A personal retreat obviously helps our spiritual lives, but it does more.  Much has been done in terms of willpower research. As followers of Christ we have remarkable resources–the Holy Spirit, the Word, the church, the call of God, and more. But that does not keep us from being human. We still have limitations. We do not have unlimited willpower, and this impacts our interactions with others, our dealing with stress, and our ability to ward off temptation.

Willpower is an exhaustible resource. It has to be replenished.  The mind, like the body, needs rest.

Willpower in itself is not a character issue. But, when your willpower is weak, it becomes a character issue. If we use willpower so much in one area, we suffer in another.

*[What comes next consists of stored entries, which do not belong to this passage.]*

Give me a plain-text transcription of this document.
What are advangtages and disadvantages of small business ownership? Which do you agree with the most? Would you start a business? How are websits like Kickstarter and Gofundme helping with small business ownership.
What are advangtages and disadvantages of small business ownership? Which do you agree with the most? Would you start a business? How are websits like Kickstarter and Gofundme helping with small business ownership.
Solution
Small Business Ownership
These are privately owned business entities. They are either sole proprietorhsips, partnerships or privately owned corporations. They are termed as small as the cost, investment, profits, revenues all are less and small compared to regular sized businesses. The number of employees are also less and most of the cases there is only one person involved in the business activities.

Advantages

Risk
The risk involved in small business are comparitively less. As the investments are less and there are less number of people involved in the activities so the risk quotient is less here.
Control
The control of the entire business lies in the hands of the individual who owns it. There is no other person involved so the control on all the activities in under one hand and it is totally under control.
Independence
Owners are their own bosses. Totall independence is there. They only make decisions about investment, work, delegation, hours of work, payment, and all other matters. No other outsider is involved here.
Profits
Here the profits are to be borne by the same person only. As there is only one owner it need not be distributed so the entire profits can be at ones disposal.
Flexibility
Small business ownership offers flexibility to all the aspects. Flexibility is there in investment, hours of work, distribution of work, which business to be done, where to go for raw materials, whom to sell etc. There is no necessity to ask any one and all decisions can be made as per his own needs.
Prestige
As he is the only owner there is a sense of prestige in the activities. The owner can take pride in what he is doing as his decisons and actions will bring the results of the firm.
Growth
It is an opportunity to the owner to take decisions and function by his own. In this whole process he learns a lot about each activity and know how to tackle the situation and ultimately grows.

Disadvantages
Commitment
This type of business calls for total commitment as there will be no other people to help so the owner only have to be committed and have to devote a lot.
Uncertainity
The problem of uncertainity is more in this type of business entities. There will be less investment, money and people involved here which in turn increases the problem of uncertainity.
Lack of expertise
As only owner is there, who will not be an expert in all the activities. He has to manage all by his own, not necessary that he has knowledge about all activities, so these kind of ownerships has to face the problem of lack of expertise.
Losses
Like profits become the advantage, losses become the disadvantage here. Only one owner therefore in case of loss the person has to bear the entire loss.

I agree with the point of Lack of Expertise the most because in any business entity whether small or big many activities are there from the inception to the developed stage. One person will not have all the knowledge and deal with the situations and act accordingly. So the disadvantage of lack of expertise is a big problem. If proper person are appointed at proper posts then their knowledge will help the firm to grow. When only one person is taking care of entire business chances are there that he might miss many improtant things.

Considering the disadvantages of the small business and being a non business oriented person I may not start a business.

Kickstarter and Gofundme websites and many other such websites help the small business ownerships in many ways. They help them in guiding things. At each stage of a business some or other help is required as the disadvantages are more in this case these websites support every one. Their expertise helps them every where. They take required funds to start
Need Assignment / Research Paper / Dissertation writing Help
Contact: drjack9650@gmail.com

Willpower is replenished through rest, and margin. This changes as we age. I don’t have the stamina physically or mentally I once had. I can strengthen these, but I won’t ever match the strength I had when young. The ace is I have much more wisdom than I had when younger. So, I can say no easier than I was when younger and almost addicted to people pleasing. I can focus on a few specific things God called me to and stay more focused than when younger. And, I have a much, much greater appreciation for sabbath rest.

The first step in getting healthy is not diet and exercise, but getting enough sleep. The first step in having healthy minds is not to add more information, but to let them rest. This week Nobel Prizes were given in several fields, which reminded me how Einstein finally solved relativity not when he sought to do so, but as he took a walk, giving his mind a rest.

If you want to be more productive, or simply have less stress, take breaks. This week I’ve had a really busy schedule, speaking a total of six times (I’ve lost count) to very different groups, as well as a number of individual meetings. I’ve enjoyed it thoroughly, and I’ve also taken some glorious naps and slept TEN HOURS last night. I’m also on break this next week. When I work, I work hard. But I do value those breaks.

Because I’m speaking to students at Southern Miss University at lunch today I will be doing my retreat tomorrow up at our farm. I can’t wait! Build margin into your life, take breaks, and value retreats. It is life giving.